Páginas 34 a 36 de la novela inconclusa “Sitio de piedra”,
que escribí en 1972, sin poder desprenderme de las rondas policiacas posteriores
a los movimientos estudiantiles de 1968 y 1971.
[Es de noche y dos personajes salen del cine.]
… ve los tubos junto a los surcos que se deslizan a lo
largo de las banquetas enlodadas, unos botes llenos de estopa y petróleo
conservan la llama que advierte a los automovilistas que no hay paso. La calle
está barricada con trincheras. Azul y rojo: biú, biú, biú. Las casas del barrio
estudiantil apagan temprano las luces de sus entradas. Son antiguas casas del
afrancesado tiempo del dictador, grandes y lóbregas: altas puertas, escaleras
rechinantes, enrejadas ventanas, espantosos desvanes… Sus furtivas luces se
adivinan detrás de las cortinas: la reverberación isócrona del televisor, la
entumecida neón del restirador, el amarillento foco sobre la página de la
revista o el libro, y por allá, imperceptible dentro del cuarto, el rojizo
resplandor de los bulbos del radio. Azul y rojo: biú, biú, biú. La calle es un intestino
donde corretean rabiosas ratas, los ñangos perros, los pensativos Kemein y
Maisi sienten el aire fustigando los cuerpos y soltando los olores pegados en
las paredes. Azul. Al llegar a la calle Zacatecas se acaban las zanjas, allí
escuchan un grito de mujer y Kemein jala a Maisi contra la cortina de fierro de
una tlapalería. Rojo. Enfrente, viniendo de la calle Jalapa, corre una
muchacha. Biú, biú, biú. Se detiene en las puertas y golpea con los puños y
grita. Azul. La patrulla la sigue despacio. Rojo. Cuando está cerca de ella un
policía abre la puerta y está por bajarse cuando ella lo ve y cruza la calle.
Rojo. Cae y del bolso salen monedas que chocan en el pavimento. Biú, biú, biú.

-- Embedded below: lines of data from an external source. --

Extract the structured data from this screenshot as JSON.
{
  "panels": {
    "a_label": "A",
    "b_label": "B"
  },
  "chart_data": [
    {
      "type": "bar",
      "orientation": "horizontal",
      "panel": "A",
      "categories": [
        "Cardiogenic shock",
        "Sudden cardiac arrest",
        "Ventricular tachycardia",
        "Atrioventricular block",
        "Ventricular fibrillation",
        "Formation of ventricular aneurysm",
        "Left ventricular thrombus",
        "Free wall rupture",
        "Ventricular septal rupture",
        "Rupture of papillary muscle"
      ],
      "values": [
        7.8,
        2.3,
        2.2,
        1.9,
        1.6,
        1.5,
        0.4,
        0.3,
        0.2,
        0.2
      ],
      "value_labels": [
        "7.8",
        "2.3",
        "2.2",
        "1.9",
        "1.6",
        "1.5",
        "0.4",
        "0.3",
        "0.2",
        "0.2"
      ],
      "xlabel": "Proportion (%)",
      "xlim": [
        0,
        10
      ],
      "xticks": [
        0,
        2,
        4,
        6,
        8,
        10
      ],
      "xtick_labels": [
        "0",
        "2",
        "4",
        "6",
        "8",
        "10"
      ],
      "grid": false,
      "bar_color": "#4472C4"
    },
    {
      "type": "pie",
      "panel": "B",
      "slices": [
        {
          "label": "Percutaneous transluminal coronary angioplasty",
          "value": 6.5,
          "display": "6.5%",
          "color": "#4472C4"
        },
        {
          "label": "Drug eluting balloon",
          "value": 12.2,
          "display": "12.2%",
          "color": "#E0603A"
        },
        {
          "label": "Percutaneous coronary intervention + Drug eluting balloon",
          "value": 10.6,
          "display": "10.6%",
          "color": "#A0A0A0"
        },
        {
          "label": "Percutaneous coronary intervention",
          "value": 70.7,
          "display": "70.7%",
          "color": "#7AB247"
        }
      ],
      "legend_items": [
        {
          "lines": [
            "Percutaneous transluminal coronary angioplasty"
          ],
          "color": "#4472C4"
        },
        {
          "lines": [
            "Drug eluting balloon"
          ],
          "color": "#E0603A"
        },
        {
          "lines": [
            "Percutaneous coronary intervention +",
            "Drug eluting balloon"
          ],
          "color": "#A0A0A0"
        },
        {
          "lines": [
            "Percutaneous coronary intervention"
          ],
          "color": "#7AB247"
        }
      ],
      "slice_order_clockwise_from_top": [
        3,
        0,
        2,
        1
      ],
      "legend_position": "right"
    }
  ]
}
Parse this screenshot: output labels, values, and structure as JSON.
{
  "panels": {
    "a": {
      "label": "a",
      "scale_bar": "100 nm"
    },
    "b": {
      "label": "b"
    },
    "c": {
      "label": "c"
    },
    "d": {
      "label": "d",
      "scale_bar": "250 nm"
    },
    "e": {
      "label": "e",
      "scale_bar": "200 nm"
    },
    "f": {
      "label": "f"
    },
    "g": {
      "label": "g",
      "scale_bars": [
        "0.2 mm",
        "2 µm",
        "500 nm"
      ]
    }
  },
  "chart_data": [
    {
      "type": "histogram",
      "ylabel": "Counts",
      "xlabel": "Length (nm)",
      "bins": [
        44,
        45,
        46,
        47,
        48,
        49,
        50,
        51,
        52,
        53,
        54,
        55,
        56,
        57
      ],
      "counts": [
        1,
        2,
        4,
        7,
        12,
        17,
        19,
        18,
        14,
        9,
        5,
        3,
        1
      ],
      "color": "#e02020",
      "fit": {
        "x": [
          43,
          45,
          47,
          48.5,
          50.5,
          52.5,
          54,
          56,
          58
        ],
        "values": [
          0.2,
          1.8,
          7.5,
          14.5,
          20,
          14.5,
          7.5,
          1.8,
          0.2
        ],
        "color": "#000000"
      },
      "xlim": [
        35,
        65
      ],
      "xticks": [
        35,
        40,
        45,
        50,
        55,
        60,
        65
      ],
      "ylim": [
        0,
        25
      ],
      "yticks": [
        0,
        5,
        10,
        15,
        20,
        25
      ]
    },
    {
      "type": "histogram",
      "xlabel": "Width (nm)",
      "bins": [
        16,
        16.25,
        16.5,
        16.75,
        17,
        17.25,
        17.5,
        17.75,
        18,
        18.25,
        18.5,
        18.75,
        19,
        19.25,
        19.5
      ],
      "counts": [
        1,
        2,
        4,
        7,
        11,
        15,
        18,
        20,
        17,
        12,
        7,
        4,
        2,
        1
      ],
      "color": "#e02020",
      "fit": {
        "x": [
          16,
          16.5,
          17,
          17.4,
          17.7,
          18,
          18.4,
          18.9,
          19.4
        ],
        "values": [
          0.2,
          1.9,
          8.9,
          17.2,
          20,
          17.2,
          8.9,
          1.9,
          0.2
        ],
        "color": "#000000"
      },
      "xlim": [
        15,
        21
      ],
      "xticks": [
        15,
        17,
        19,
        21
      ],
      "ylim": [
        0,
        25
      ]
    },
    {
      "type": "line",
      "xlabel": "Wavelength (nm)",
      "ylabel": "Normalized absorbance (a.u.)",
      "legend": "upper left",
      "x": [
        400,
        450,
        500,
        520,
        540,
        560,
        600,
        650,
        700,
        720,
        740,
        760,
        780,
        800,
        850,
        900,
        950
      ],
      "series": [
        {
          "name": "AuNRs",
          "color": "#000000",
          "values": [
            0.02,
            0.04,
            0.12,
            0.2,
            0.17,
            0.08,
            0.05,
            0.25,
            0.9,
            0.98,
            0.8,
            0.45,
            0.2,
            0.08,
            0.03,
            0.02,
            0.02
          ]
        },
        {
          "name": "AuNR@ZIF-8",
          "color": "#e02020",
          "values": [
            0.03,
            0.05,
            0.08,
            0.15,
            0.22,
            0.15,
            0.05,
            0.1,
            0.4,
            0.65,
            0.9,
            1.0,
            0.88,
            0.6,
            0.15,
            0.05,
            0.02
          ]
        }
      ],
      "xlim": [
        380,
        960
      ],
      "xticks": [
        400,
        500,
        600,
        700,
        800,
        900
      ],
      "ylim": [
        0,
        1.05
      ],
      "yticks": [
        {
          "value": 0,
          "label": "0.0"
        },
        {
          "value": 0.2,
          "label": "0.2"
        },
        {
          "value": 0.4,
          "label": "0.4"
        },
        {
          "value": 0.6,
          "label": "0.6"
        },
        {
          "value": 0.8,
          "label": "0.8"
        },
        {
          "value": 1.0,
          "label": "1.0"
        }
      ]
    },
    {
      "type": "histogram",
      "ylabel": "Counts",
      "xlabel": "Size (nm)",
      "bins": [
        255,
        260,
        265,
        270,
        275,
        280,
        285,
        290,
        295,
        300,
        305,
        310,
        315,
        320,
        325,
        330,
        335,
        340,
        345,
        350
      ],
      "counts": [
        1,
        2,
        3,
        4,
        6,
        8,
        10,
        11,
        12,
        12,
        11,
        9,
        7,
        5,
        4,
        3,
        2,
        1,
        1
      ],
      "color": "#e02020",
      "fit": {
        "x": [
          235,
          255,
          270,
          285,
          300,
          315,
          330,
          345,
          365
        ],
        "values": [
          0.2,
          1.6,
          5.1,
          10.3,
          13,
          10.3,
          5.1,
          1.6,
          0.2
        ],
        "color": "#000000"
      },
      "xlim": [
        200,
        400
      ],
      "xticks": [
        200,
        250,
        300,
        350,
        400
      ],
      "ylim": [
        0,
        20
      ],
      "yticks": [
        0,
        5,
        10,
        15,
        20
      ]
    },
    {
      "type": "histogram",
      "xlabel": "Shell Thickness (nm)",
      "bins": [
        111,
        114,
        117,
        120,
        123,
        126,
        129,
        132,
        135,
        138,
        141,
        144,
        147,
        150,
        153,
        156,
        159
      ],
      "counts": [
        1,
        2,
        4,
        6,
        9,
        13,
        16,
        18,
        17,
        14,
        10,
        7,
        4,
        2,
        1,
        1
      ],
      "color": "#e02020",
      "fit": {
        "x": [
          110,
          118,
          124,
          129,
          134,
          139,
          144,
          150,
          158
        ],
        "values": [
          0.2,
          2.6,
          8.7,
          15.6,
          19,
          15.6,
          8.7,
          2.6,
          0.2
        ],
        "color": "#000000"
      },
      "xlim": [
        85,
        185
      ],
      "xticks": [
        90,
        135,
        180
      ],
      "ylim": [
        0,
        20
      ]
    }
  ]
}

Una voz potente, unas botas negras, un cráneo de casco, un rifle de insaciables
balas. O un falo de cabrón, pensó Kemein después de dar vuelta en la calle Tonalá,
al detenerse casi en la esquina de la calle Querétaro. El paisa de los tacos
acaba de cerrar su puesto ambulante y lo va empujando. Kemein reprendía a
Maisi, le dice que se guarde las lágrimas para otra ocasión, para cuando
estuviera en la cama. Pero Maisi tenía demasiado apachurrada la respiración,
parecía que el pelo, embrollado por el aire, la estrangulaba, adherido a su
cuello por el sudor de la carrera. Una punzada se le clavó en el cerebro al oír
las palabras de Kemein: la rabia se convertiría en una simple repulsión de mal
dormir que fácilmente se quitaría mordiendo la almohada, como si solamente
hubiera visto matar a un perro, o como si fuera una mujer embarazada que ve
destazar un pollo en el mercado, como sentir un odio sin razón contra el carnicero,
como si no fuera capaz de otra cosa más que de impresionarse y llorar como niña
chiquita. Sea, pero Maisi no podía apartar de sus ojos las estridencias de los
dos colores que giraban en el techo de la patrulla: rojo y azul, rojo y azul, y
su pavorosa voz de silbido: biú, biú, biú incrustándose en los vidroios, en las
rejas, en los postes, en los árboles y en su cara. Maisi sufría con pavor estar
en la calle, temía toparse de improviso con la muerte. Los sonidos de lejanos
camiones aumentaban y Maisi creía que se acercaban y unos hombres sacaban de
sus cisternas gasolina y rociaban las casas y luego de otros camiones
descendían hombres con lanzallamas y, cuando la gente, asfixiada por el humo,
salía horrorizaba a la calle, allí mismo la rostizaban. Kemein le dijo que lo
peor de todo era que la gente estaba roncando como piedra, y los tontos, los
dejados, los noctívagos, los desunidos hombres andaban en la calle con pedante
autosuficiencia. Puro muerto, unos, dormidos, no se imaginan lo que sucede en
una ciudad de policías; otros, abandonados en las calles por nosotros y
nosotros por ellos… Maisi se estremeció y buscó refugio en Kemein, sus sollozos
le mojaban el suéter. Kemein, desembocando su abatimiento en cólera, le dijo:
no seas pendeja, ¿de qué te sirve llorar. Maisi por fin habló: ¡no me digas
así! Se zafó del cuerpo que la tenía abrazada y entró en el edificio, amarillo
y gris, de cinco pisos, donde vivía Kemein.